= Robert S. Coleman =

Robert S. Coleman (born 1959) is an American chemistry professor and researcher.
Coleman was a faculty member at both Ohio State University and the University of South Carolina. At Ohio State, he was on the faculty in the Department of Chemistry from 1996 to 2012, having moved to Ohio State as an associate professor from the University of South Carolina.
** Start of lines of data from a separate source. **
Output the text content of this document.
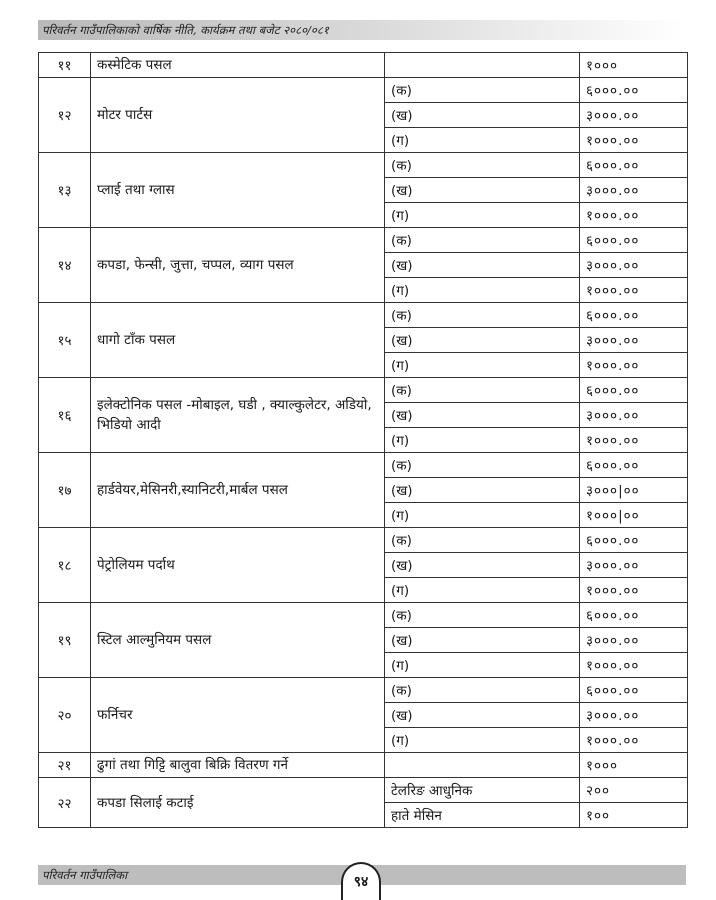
परिवर्तन गाउँपालिकाको वार्षिक नीति, कार्यक्रम तथा बजेट २०८०/०८१
११	कस्मेटिक पसल		१०००
१२	मोटर पार्टस	(क)	६०००.००
		(ख)	३०००.००
		(ग)	१०००.००
१३	प्लाई तथा ग्लास	(क)	६०००.००
		(ख)	३०००.००
		(ग)	१०००.००
१४	कपडा, फेन्सी, जुत्ता, चप्पल, व्याग पसल	(क)	६०००.००
		(ख)	३०००.००
		(ग)	१०००.००
१५	धागो टाँक पसल	(क)	६०००.००
		(ख)	३०००.००
		(ग)	१०००.००
१६	इलेक्टोनिक पसल -मोबाइल, घडी , क्याल्कुलेटर, अडियो, भिडियो आदी	(क)	६०००.००
		(ख)	३०००.००
		(ग)	१०००.००
१७	हार्डवेयर,मेसिनरी,स्यानिटरी,मार्बल पसल	(क)	६०००.००
		(ख)	३०००|००
		(ग)	१०००|००
१८	पेट्रोलियम पर्दाथ	(क)	६०००.००
		(ख)	३०००.००
		(ग)	१०००.००
१९	स्टिल आल्मुनियम पसल	(क)	६०००.००
		(ख)	३०००.००
		(ग)	१०००.००
२०	फर्निचर	(क)	६०००.००
		(ख)	३०००.००
		(ग)	१०००.००
२१	ढुगां तथा गिट्टि बालुवा बिक्रि वितरण गर्ने		१०००
२२	कपडा सिलाई कटाई	टेलरिङ आधुनिक	२००
		हाते मेसिन	१००
परिवर्तन गाउँपालिका	९४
At USC, Coleman taught as assistant professor from 1989 to 1995, and then as associate professor (with tenure) from 1995 to 1996. In 1996, he accepted a faculty position at Ohio State University to teach Organic Chemistry, where he was an associate professor from 1996 until 2000. He was promoted to full professor in 2000, teaching Organic Chemistry up until his retirement in 2012. He received his Ph.D. degree working with Professor Dale L. Boger (then at Purdue), completing the first total synthesis of the antitumor agent CC-1065. He was subsequently an NIH postdoctoral fellow at Yale University with Professor Samuel J. Danishefsky, where he completed (with M. Paz Cabal), the first total synthesis of the aglycone of the antitumor agent calicheamicin.

==Research==
Coleman's independent research contributions include:

- Accomplished the first total chemical synthesis of the novel antitumor agent azinomycin A
- Developed the first synthesis of DNA containing sulfur-bearing nucleosides
- Developed the first stereocontrolled total synthesis of the kinase inhibitor calphostin A
- Developed the first computer generated model of an azinomycin B/DNA crosslink
- Developed the first fluorescent nucleotide probe for studying ultrafast DNA dynamics
- Published the first comprehensive study of the DNA binding properties of azinomycin B
- Developed a novel hetero-bis-metallated butadiene for the synthesis of polyene natural products, including the first total synthesis of the antitumor agent lucilactaene and 2'-O-methylmyxalamide D.